Debris-flow deposits in alluvial fans on the west flank of the White Mountains, Owens Valley, California, U.S.A.

Abstract

Sections measured in incised channels on 10 alluvial fans show that debris-flow beds, mostly 30–200 cm thick, are more important than stream-flow deposits in construction of fans along the west flank of the White Mountains. The debris-flow beds have a matrix-supported fabric with a sandy mud matrix that comprises about 40% of individual beds. Complete grain-size analyses of 19 debris-flow beds show that they average 50% gravel, 25% sand, 11% silt, and 4% clay. Inverse grading at the base of most beds is interpreted as due to a layer of high-shear stress beneath an overlying semi-rigid, high-strength plug that supported cobbles and boulders. Sticks and logs embedded in the plugs are oriented parallel with flow directions, reflecting the laminar-viscous motion of the plugs. In the shear layer, the average inclination of discoidal clasts is subhorizontal, varying from 2 to 7° in the up flow direction. In the plugs, discoidal clasts have a subhorizontal fabric with average dips of 5–13°. Compared to the shear layer, plugs have more scatter in clast orientation with numerous clasts dipping at 60–90°. Levees along the margins of debris-flow lobes contain concentrations of the larger clasts in the flows.
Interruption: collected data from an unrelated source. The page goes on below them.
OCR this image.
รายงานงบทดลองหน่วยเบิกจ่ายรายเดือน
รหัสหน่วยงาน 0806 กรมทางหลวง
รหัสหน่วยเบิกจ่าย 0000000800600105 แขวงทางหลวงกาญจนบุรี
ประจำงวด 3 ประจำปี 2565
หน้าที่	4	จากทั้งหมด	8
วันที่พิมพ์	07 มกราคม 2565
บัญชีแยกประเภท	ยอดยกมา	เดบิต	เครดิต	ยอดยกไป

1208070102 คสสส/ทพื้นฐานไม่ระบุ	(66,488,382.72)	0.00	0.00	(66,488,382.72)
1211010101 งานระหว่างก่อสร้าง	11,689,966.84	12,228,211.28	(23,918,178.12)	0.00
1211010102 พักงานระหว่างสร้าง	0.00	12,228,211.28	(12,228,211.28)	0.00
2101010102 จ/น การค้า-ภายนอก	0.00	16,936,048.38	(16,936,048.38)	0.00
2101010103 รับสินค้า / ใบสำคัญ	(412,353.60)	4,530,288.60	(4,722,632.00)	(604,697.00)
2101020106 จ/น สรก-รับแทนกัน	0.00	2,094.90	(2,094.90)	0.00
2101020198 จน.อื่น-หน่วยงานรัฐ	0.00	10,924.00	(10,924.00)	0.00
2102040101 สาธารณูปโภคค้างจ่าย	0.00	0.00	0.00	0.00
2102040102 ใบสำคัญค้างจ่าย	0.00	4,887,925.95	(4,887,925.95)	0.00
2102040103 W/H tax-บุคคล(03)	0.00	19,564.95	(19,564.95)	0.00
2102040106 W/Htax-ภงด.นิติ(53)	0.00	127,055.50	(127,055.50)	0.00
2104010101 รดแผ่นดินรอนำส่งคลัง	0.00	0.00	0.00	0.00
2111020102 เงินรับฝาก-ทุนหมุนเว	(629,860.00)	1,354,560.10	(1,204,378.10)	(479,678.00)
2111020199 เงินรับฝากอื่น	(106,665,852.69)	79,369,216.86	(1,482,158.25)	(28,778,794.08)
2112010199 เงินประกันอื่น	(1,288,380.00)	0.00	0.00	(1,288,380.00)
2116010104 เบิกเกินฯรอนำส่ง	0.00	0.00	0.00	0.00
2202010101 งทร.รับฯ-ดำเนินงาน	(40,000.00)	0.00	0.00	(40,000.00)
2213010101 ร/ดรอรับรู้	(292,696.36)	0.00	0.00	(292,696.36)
In the leeves, discoidal clasts have an average up flow dip of 21–31° with substantial variability in orientation similar to the plugs. Maximum clast size in individual debris-flow beds is fairly constant down fan until the flows spread and thinned on the sandflat at the fan toe. Clast lithologies show that debris flows originate on steep slopes underlain by granitic and metavolcanic rocks at high elevations in the canyons. In contrast, stream flows obtained most of their clasts from talus slopes on metasedimentary rocks near the apices of the fans. Debris flows are generated during intense rainstorms in the spring and summer when landslides in the water-saturated regolith move down slope, shear, dilate, and by adding water are transformed into debris flows which then move with surging laminar motion along canyon flows to the fans. The recurrence interval for debris flows is about 320 years as evidenced by 14C dates on plant material buried beneath debris-flow beds.